Il Re al fratello accenna con la mano,
     E corre con senile, e debil piede,
     E gli dice sdegnato di lontano.
     Questa del merto dunque è la mercede?
     S’ei salvò lei dal mostro horrendo, e strano,
     Come poss’ io mancar de la mia fede?
     Perseo à te non hà tolta la consorte,
     Ben l’hà involata al mostro, et à la morte.

Legata la vedesti al duro scoglio,
     Dove dal mostro esser dovea inghiottita:
     E tu suo sposo, e zio di lei cordoglio
     Non però havesti, e non le desti aita.
     Fineo tutto ripien d’ira, e d’orgoglio
     Tolta al Re in un momento havria la vita,
     Ma perche sposar vuol la figlia, l’ira
     Sfoga contra il rivale, e un dardo tira.

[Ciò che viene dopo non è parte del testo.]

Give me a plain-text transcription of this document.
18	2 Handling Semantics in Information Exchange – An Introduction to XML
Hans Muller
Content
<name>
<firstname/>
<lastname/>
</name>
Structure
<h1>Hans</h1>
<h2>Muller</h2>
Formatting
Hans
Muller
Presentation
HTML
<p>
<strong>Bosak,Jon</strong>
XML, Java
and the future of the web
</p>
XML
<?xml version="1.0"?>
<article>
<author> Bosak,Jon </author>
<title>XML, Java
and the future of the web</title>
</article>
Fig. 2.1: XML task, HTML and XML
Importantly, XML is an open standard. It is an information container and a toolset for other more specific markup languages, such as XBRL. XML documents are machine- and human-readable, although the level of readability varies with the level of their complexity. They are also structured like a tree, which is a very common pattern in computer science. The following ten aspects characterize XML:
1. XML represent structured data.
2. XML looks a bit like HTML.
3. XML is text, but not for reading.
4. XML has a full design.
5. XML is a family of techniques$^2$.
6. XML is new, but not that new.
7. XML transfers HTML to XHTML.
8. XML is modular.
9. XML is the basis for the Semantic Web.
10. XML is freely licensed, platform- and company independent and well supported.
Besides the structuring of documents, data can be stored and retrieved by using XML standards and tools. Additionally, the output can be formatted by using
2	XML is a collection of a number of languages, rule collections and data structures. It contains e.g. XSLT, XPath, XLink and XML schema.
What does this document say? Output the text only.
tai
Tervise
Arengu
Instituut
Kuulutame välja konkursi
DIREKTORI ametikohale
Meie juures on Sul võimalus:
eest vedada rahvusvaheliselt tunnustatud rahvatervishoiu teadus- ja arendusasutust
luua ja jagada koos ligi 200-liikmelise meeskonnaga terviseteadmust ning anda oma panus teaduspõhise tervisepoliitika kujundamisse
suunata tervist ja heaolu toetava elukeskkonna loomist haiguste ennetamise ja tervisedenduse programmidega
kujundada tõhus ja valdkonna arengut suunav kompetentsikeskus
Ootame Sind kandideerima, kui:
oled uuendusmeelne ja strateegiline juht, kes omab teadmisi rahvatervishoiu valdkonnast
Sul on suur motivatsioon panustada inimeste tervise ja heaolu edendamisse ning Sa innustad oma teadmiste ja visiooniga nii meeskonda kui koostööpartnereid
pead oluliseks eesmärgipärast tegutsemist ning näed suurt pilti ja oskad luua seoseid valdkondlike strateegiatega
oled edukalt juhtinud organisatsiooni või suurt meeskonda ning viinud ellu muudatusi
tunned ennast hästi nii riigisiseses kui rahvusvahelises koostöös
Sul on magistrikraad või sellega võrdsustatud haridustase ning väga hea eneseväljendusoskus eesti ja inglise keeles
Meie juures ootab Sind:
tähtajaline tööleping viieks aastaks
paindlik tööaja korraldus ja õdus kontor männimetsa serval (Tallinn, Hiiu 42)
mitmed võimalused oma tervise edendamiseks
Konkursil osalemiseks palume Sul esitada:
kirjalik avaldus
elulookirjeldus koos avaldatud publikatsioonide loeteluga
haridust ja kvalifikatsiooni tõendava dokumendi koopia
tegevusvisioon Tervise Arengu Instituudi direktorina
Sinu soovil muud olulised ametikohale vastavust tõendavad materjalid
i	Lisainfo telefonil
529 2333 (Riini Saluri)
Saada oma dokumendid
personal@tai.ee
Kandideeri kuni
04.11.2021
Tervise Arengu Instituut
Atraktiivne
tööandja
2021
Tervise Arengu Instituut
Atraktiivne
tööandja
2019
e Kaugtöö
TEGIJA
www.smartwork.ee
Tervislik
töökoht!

Perseo, che attento stava à riguardallo
     Quello al ferro nemico oppose scudo,
     Ch’è fuor d’acciaio, e dentro di cristallo,
     E fe lo stral restar d’effetto ignudo.
     Ma il Greco già lanciar no’l volle in fallo,
     Ma, che contra Fineo fera più crudo,
     Manda l’istesso dardo à la vendetta,
     Ma Fineo spicca un salto, e non l’aspetta.

Il dardo fende l’aria, e in fronte giunge
     D’un, che dietro era à Fineo detto Reto,
     E tanto indentro in quella parte il punge,
     Che ’l fa senz’alma riversare indrieto.
     Il vecchio Re da quel furor và lunge,
     E protesta a gli Dei, ne ’l dice cheto,
     Ch’al forte peregrin, cortese, e saggio
     Contra la mente sua fan quello oltraggio.